Canine distemper can infect unvaccinated dogs, foxes, coyotes, and skunks and is often fatal for wildlife. It severely weakens the animals and may cause them to appear disorientated and to wander aimlessly. Like all wild animals, even if they appear weak they can still become aggressive and bite if approached too closely. It is therefore unwise for the general public to try and help these animals directly if they are observed.
If a sick raccoon is observed, the city encourages residents to call CROW at 472-3644 for response and pickup of the affected animal.
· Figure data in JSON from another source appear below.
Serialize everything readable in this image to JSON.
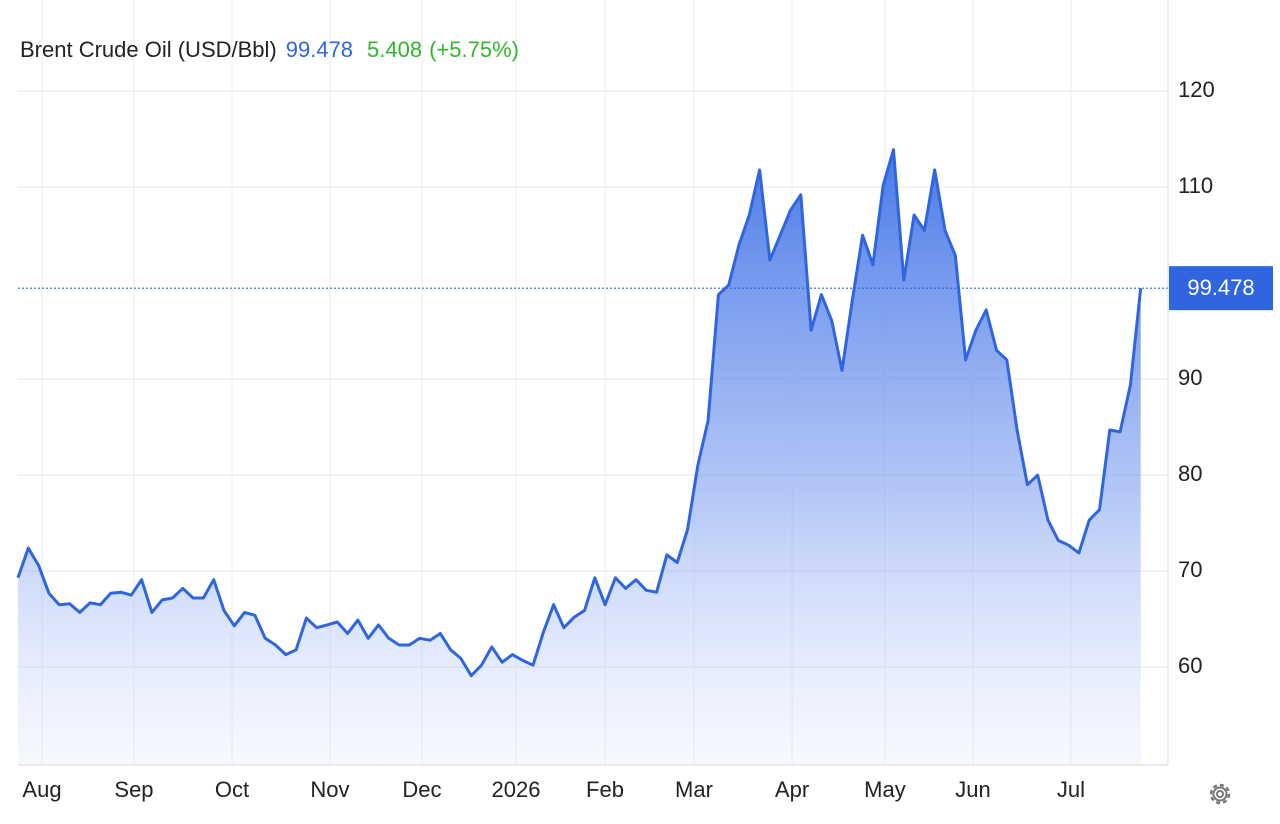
{
  "chart_data": {
    "type": "area",
    "title": "Brent Crude Oil (USD/Bbl)",
    "price": "99.478",
    "change": "5.408",
    "change_pct": "(+5.75%)",
    "color": "#2f66e0",
    "values": [
      69.3,
      72.4,
      70.6,
      67.7,
      66.5,
      66.6,
      65.7,
      66.7,
      66.5,
      67.7,
      67.8,
      67.5,
      69.1,
      65.7,
      67.0,
      67.2,
      68.2,
      67.2,
      67.2,
      69.1,
      65.9,
      64.3,
      65.7,
      65.4,
      63.0,
      62.3,
      61.3,
      61.8,
      65.1,
      64.1,
      64.4,
      64.7,
      63.5,
      64.9,
      63.0,
      64.4,
      63.0,
      62.3,
      62.3,
      63.0,
      62.8,
      63.5,
      61.8,
      60.9,
      59.1,
      60.2,
      62.1,
      60.5,
      61.3,
      60.7,
      60.2,
      63.6,
      66.5,
      64.1,
      65.2,
      65.9,
      69.3,
      66.5,
      69.3,
      68.2,
      69.1,
      68.0,
      67.8,
      71.7,
      70.9,
      74.3,
      81.0,
      85.7,
      98.8,
      99.8,
      104.0,
      107.1,
      111.8,
      102.4,
      105.0,
      107.6,
      109.2,
      95.1,
      98.8,
      96.1,
      90.9,
      98.2,
      105.0,
      101.9,
      110.2,
      113.9,
      100.3,
      107.1,
      105.5,
      111.8,
      105.5,
      102.9,
      92.0,
      95.1,
      97.2,
      93.0,
      92.0,
      84.7,
      79.0,
      80.0,
      75.3,
      73.2,
      72.7,
      71.9,
      75.3,
      76.4,
      84.7,
      84.5,
      89.4,
      99.478
    ],
    "xlim": [
      0,
      111.65
    ],
    "xticks": [
      {
        "value": 2.33,
        "label": "Aug"
      },
      {
        "value": 11.26,
        "label": "Sep"
      },
      {
        "value": 20.78,
        "label": "Oct"
      },
      {
        "value": 30.29,
        "label": "Nov"
      },
      {
        "value": 39.22,
        "label": "Dec"
      },
      {
        "value": 48.35,
        "label": "2026"
      },
      {
        "value": 56.99,
        "label": "Feb"
      },
      {
        "value": 65.63,
        "label": "Mar"
      },
      {
        "value": 75.15,
        "label": "Apr"
      },
      {
        "value": 84.17,
        "label": "May"
      },
      {
        "value": 92.72,
        "label": "Jun"
      },
      {
        "value": 102.23,
        "label": "Jul"
      }
    ],
    "ylim": [
      49.8,
      129.5
    ],
    "yticks": [
      60,
      70,
      80,
      90,
      110,
      120
    ],
    "grid": true
  }
}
Canine distemper is more likely to occur when raccoon populations are large or concentrated. City of Sanibel Natural Resource Department biologists note that canine distemper among the raccoon population repeats on the island in cycles of five to seven years. Not all raccoons get the disease and many typically do survive these outbreaks.
The disease is spread when animals have direct contact with body fluids or droppings from an infected animal. Distemper is always present in the environment, so the best prevention for dogs is to make sure they are vaccinated.
If unsure, pet owners may want to contact their vet to make sure their dog’s shots are current. Symptoms of distemper may include discharge from the nose and eyes, a rough coat of hair, emaciated appearance and unusual behavior such as disorientation or wandering aimlessly. The animal’s symptoms become progressively worse and the disease is usually fatal. Distemper is not the same disease as rabies, although some symptoms are similar.